I like this idea. Frees up starters to think in terms of 60-70 near max-effort pitches, instead of conserving / allocating effort across 110 pitches. MPH does seem to have about the strongest causal relationship with limiting opponent BA. Let's free up our pitchers to throw a higher percentage of max effort pitches by reducing their targeted pitch load on any given outing.
The Rockies did this in 2012 I think. It, uh, didn't work.
Not really, though. They had a six man rotation, but they weren't piggy-backing starters or anything like that.
If I recall correctly the Rockies weren't doing this with Walter Johnson, Bob Gibson, and Old Hoss Radbourne, but instead the pitching staff of the Colorado Rockies. So, chances are whatever strategy they tried would be an epic fail. Also, n=1.

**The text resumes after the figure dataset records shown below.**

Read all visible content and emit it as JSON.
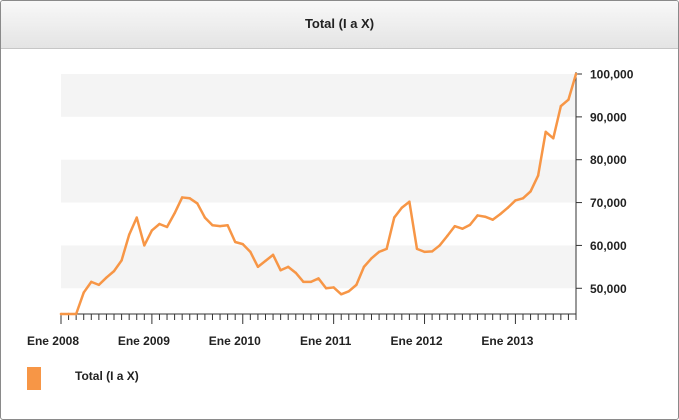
{
  "chart_data": {
    "type": "line",
    "title": "Total (I a X)",
    "xlabel": "",
    "ylabel": "",
    "x_tick_labels": [
      "Ene 2008",
      "Ene 2009",
      "Ene 2010",
      "Ene 2011",
      "Ene 2012",
      "Ene 2013"
    ],
    "y_tick_labels": [
      "50,000",
      "60,000",
      "70,000",
      "80,000",
      "90,000",
      "100,000"
    ],
    "y_ticks": [
      50000,
      60000,
      70000,
      80000,
      90000,
      100000
    ],
    "ylim": [
      44000,
      100000
    ],
    "x_start": "2008-01",
    "grid": "alternating horizontal bands",
    "y_axis_position": "right",
    "legend_position": "bottom-left",
    "series": [
      {
        "name": "Total (I a X)",
        "color": "#f79646",
        "values": [
          44000,
          44000,
          44000,
          49000,
          51500,
          50800,
          52500,
          54000,
          56500,
          62500,
          66500,
          60000,
          63500,
          65000,
          64300,
          67500,
          71200,
          71000,
          69800,
          66500,
          64700,
          64500,
          64700,
          60800,
          60300,
          58500,
          55000,
          56400,
          57800,
          54200,
          55000,
          53600,
          51500,
          51500,
          52300,
          50000,
          50200,
          48600,
          49300,
          50800,
          55000,
          57000,
          58500,
          59200,
          66500,
          68800,
          70200,
          59200,
          58500,
          58600,
          60000,
          62200,
          64500,
          63900,
          64800,
          67000,
          66700,
          66000,
          67300,
          68800,
          70500,
          71000,
          72600,
          76300,
          86500,
          85000,
          92500,
          94000,
          100000
        ]
      }
    ]
  }
}
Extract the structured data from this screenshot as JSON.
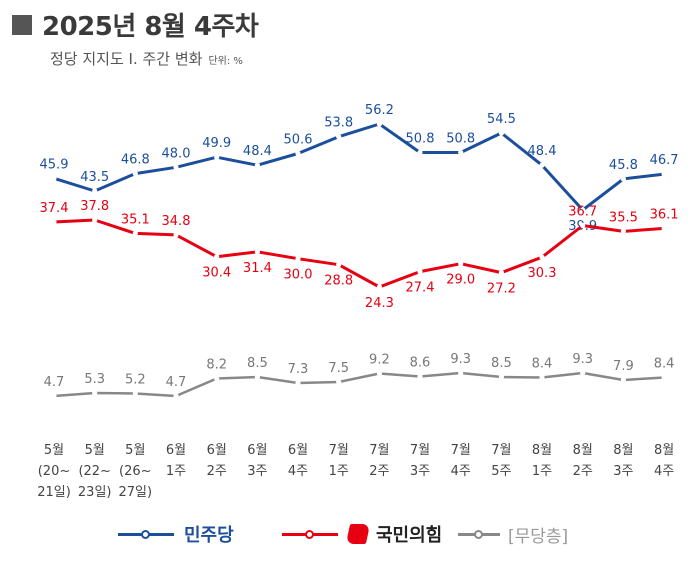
{
  "header": {
    "title": "2025년 8월 4주차",
    "subtitle": "정당 지지도 Ⅰ. 주간 변화",
    "unit": "단위: %"
  },
  "legend": {
    "items": [
      {
        "label": "민주당",
        "color": "#1b4f9c"
      },
      {
        "label": "국민의힘",
        "color": "#e60012"
      },
      {
        "label": "[무당층]",
        "color": "#888888"
      }
    ]
  },
  "chart_data": {
    "type": "line",
    "categories": [
      [
        "5월",
        "(20~",
        "21일)"
      ],
      [
        "5월",
        "(22~",
        "23일)"
      ],
      [
        "5월",
        "(26~",
        "27일)"
      ],
      [
        "6월",
        "1주"
      ],
      [
        "6월",
        "2주"
      ],
      [
        "6월",
        "3주"
      ],
      [
        "6월",
        "4주"
      ],
      [
        "7월",
        "1주"
      ],
      [
        "7월",
        "2주"
      ],
      [
        "7월",
        "3주"
      ],
      [
        "7월",
        "4주"
      ],
      [
        "7월",
        "5주"
      ],
      [
        "8월",
        "1주"
      ],
      [
        "8월",
        "2주"
      ],
      [
        "8월",
        "3주"
      ],
      [
        "8월",
        "4주"
      ]
    ],
    "series": [
      {
        "name": "민주당",
        "color": "#1b4f9c",
        "values": [
          45.9,
          43.5,
          46.8,
          48.0,
          49.9,
          48.4,
          50.6,
          53.8,
          56.2,
          50.8,
          50.8,
          54.5,
          48.4,
          39.9,
          45.8,
          46.7
        ],
        "labels": [
          "45.9",
          "43.5",
          "46.8",
          "48.0",
          "49.9",
          "48.4",
          "50.6",
          "53.8",
          "56.2",
          "50.8",
          "50.8",
          "54.5",
          "48.4",
          "39.9",
          "45.8",
          "46.7"
        ]
      },
      {
        "name": "국민의힘",
        "color": "#e60012",
        "values": [
          37.4,
          37.8,
          35.1,
          34.8,
          30.4,
          31.4,
          30.0,
          28.8,
          24.3,
          27.4,
          29.0,
          27.2,
          30.3,
          36.7,
          35.5,
          36.1
        ],
        "labels": [
          "37.4",
          "37.8",
          "35.1",
          "34.8",
          "30.4",
          "31.4",
          "30.0",
          "28.8",
          "24.3",
          "27.4",
          "29.0",
          "27.2",
          "30.3",
          "36.7",
          "35.5",
          "36.1"
        ]
      },
      {
        "name": "[무당층]",
        "color": "#888888",
        "values": [
          4.7,
          5.3,
          5.2,
          4.7,
          8.2,
          8.5,
          7.3,
          7.5,
          9.2,
          8.6,
          9.3,
          8.5,
          8.4,
          9.3,
          7.9,
          8.4
        ],
        "labels": [
          "4.7",
          "5.3",
          "5.2",
          "4.7",
          "8.2",
          "8.5",
          "7.3",
          "7.5",
          "9.2",
          "8.6",
          "9.3",
          "8.5",
          "8.4",
          "9.3",
          "7.9",
          "8.4"
        ]
      }
    ],
    "ylim": [
      0,
      60
    ],
    "grid": false,
    "legend_position": "bottom"
  }
}
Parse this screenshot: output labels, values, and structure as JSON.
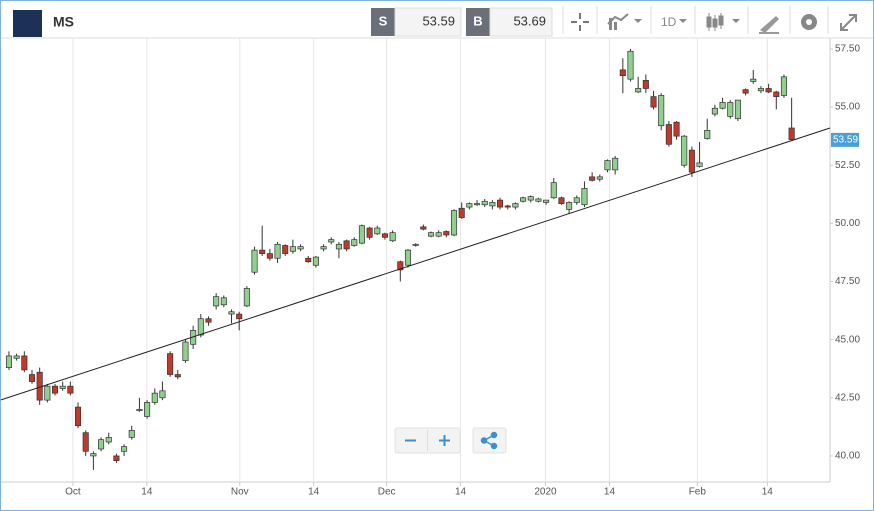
{
  "header": {
    "symbol": "MS",
    "sell": {
      "label": "S",
      "price": 53.59
    },
    "buy": {
      "label": "B",
      "price": 53.69
    },
    "interval": "1D"
  },
  "chart_data": {
    "type": "candlestick",
    "x": [
      0,
      1,
      2,
      3,
      4,
      5,
      6,
      7,
      8,
      9,
      10,
      11,
      12,
      13,
      14,
      15,
      16,
      17,
      18,
      19,
      20,
      21,
      22,
      23,
      24,
      25,
      26,
      27,
      28,
      29,
      30,
      31,
      32,
      33,
      34,
      35,
      36,
      37,
      38,
      39,
      40,
      41,
      42,
      43,
      44,
      45,
      46,
      47,
      48,
      49,
      50,
      51,
      52,
      53,
      54,
      55,
      56,
      57,
      58,
      59,
      60,
      61,
      62,
      63,
      64,
      65,
      66,
      67,
      68,
      69,
      70,
      71,
      72,
      73,
      74,
      75,
      76,
      77,
      78,
      79,
      80,
      81,
      82,
      83,
      84,
      85,
      86,
      87,
      88,
      89,
      90,
      91,
      92,
      93,
      94,
      95,
      96,
      97,
      98,
      99,
      100,
      101,
      102
    ],
    "open": [
      43.8,
      44.2,
      44.3,
      43.5,
      43.6,
      42.4,
      43.0,
      42.9,
      43.0,
      42.1,
      41.0,
      40.0,
      40.3,
      40.6,
      40.0,
      40.2,
      40.8,
      41.95,
      41.7,
      42.3,
      42.5,
      44.4,
      43.5,
      44.1,
      44.8,
      45.2,
      45.9,
      46.45,
      46.5,
      46.1,
      46.1,
      46.45,
      47.9,
      48.85,
      48.7,
      48.5,
      49.05,
      48.8,
      48.9,
      48.5,
      48.2,
      48.9,
      49.2,
      48.9,
      49.25,
      49.05,
      49.15,
      49.8,
      49.55,
      49.55,
      49.25,
      48.35,
      48.2,
      49.05,
      49.85,
      49.45,
      49.45,
      49.65,
      49.5,
      50.65,
      50.7,
      50.8,
      50.8,
      50.75,
      51.0,
      50.75,
      50.7,
      50.95,
      51.0,
      50.95,
      50.9,
      51.1,
      51.1,
      50.6,
      50.9,
      50.8,
      52.0,
      51.9,
      52.3,
      52.3,
      56.6,
      56.2,
      55.65,
      56.15,
      55.45,
      54.2,
      54.25,
      54.35,
      52.5,
      53.15,
      52.45,
      53.65,
      54.7,
      54.95,
      54.6,
      54.5,
      55.75,
      56.1,
      55.7,
      55.8,
      55.65,
      55.5,
      54.1
    ],
    "high": [
      44.5,
      44.4,
      44.5,
      43.7,
      43.8,
      43.1,
      43.1,
      43.2,
      43.2,
      42.3,
      41.1,
      40.2,
      40.8,
      41.0,
      40.1,
      40.5,
      41.3,
      42.5,
      42.4,
      42.9,
      43.2,
      44.5,
      43.7,
      45.0,
      45.6,
      46.1,
      46.0,
      47.0,
      46.9,
      46.3,
      46.2,
      47.3,
      49.0,
      49.9,
      48.9,
      49.2,
      49.1,
      49.3,
      49.1,
      48.6,
      48.6,
      49.1,
      49.4,
      49.2,
      49.3,
      49.4,
      49.95,
      49.85,
      49.9,
      49.6,
      49.7,
      48.4,
      48.9,
      49.15,
      49.95,
      49.65,
      49.7,
      49.7,
      50.6,
      50.9,
      50.9,
      51.0,
      51.05,
      51.0,
      51.1,
      50.8,
      50.9,
      51.15,
      51.2,
      51.1,
      51.0,
      51.95,
      51.15,
      50.95,
      51.2,
      51.8,
      52.2,
      52.1,
      52.75,
      52.9,
      57.1,
      57.5,
      56.3,
      56.4,
      55.7,
      55.6,
      54.4,
      54.4,
      53.8,
      53.3,
      53.5,
      54.5,
      55.1,
      55.4,
      55.3,
      55.3,
      55.8,
      56.6,
      55.9,
      56.0,
      55.7,
      56.4,
      55.4
    ],
    "low": [
      43.7,
      44.1,
      43.6,
      43.1,
      42.2,
      42.3,
      42.6,
      42.8,
      42.6,
      41.2,
      40.0,
      39.4,
      40.2,
      40.5,
      39.7,
      40.0,
      40.7,
      41.9,
      41.6,
      42.2,
      42.4,
      43.4,
      43.3,
      44.0,
      44.6,
      45.1,
      45.6,
      46.3,
      46.4,
      45.7,
      45.4,
      46.4,
      47.8,
      48.6,
      48.4,
      48.3,
      48.6,
      48.7,
      48.8,
      48.3,
      48.1,
      48.8,
      49.1,
      48.5,
      48.8,
      49.0,
      49.1,
      49.3,
      49.5,
      49.3,
      49.2,
      47.5,
      48.1,
      49.0,
      49.7,
      49.4,
      49.4,
      49.4,
      49.45,
      50.2,
      50.6,
      50.75,
      50.7,
      50.6,
      50.6,
      50.6,
      50.6,
      50.9,
      50.9,
      50.9,
      50.8,
      51.05,
      50.8,
      50.4,
      50.8,
      50.7,
      51.8,
      51.8,
      52.2,
      52.1,
      55.6,
      56.1,
      55.6,
      55.6,
      54.9,
      54.0,
      53.3,
      53.6,
      52.4,
      52.0,
      52.4,
      53.6,
      54.6,
      54.9,
      54.5,
      54.4,
      55.5,
      56.0,
      55.6,
      55.6,
      54.9,
      55.4,
      53.6
    ],
    "close": [
      44.3,
      44.3,
      43.7,
      43.2,
      42.4,
      43.0,
      42.7,
      43.0,
      42.7,
      41.3,
      40.2,
      40.1,
      40.7,
      40.8,
      39.8,
      40.4,
      41.1,
      42.0,
      42.3,
      42.7,
      42.8,
      43.5,
      43.4,
      44.9,
      45.4,
      45.9,
      45.75,
      46.85,
      46.8,
      46.2,
      45.9,
      47.2,
      48.85,
      48.7,
      48.5,
      49.1,
      48.7,
      49.0,
      49.0,
      48.35,
      48.55,
      49.0,
      49.3,
      49.1,
      48.9,
      49.3,
      49.9,
      49.4,
      49.8,
      49.4,
      49.6,
      48.0,
      48.85,
      49.1,
      49.75,
      49.6,
      49.6,
      49.5,
      50.55,
      50.25,
      50.85,
      50.85,
      50.95,
      50.9,
      50.7,
      50.7,
      50.85,
      51.1,
      51.15,
      51.05,
      51.0,
      51.75,
      50.85,
      50.9,
      51.1,
      51.5,
      51.85,
      52.0,
      52.7,
      52.8,
      56.35,
      57.4,
      55.8,
      55.8,
      55.0,
      55.5,
      53.4,
      53.75,
      53.75,
      52.2,
      52.6,
      54.0,
      54.95,
      55.2,
      55.2,
      55.3,
      55.6,
      56.2,
      55.8,
      55.65,
      55.45,
      56.3,
      53.6
    ],
    "up_color": "#8fd08f",
    "down_color": "#c0392b",
    "grid_x": true,
    "xlim": [
      -1.04,
      107.0
    ],
    "xticks": [
      {
        "value": 8.33,
        "label": "Oct"
      },
      {
        "value": 17.97,
        "label": "14"
      },
      {
        "value": 30.08,
        "label": "Nov"
      },
      {
        "value": 39.71,
        "label": "14"
      },
      {
        "value": 49.22,
        "label": "Dec"
      },
      {
        "value": 58.85,
        "label": "14"
      },
      {
        "value": 69.92,
        "label": "2020"
      },
      {
        "value": 78.26,
        "label": "14"
      },
      {
        "value": 89.71,
        "label": "Feb"
      },
      {
        "value": 98.83,
        "label": "14"
      }
    ],
    "ylim": [
      38.88,
      57.97
    ],
    "yticks": [
      {
        "value": 40,
        "label": "40.00"
      },
      {
        "value": 42.5,
        "label": "42.50"
      },
      {
        "value": 45,
        "label": "45.00"
      },
      {
        "value": 47.5,
        "label": "47.50"
      },
      {
        "value": 50,
        "label": "50.00"
      },
      {
        "value": 52.5,
        "label": "52.50"
      },
      {
        "value": 55,
        "label": "55.00"
      },
      {
        "value": 57.5,
        "label": "57.50"
      }
    ],
    "trendline": [
      42.41,
      54.1
    ],
    "last_price": 53.59
  }
}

Tony La Russa tried something like this in 1993, using six starters in a three-day rotation. The theory was to use a pair of starters in tandem everyday, each of whom would go 50-60 pitches. It happened in July, after the all-star break, and the experiment ended pretty quickly. The guys who weren't good enough to pitch a solid 6 innings weren't able to throw a solid 3 innings either.
I think Sam's idea for an all-bullpen staff could work, but you still have to have guys that can pitch. A staff of twelve lousy pitchers is going to be lousy no matter how you spread them out.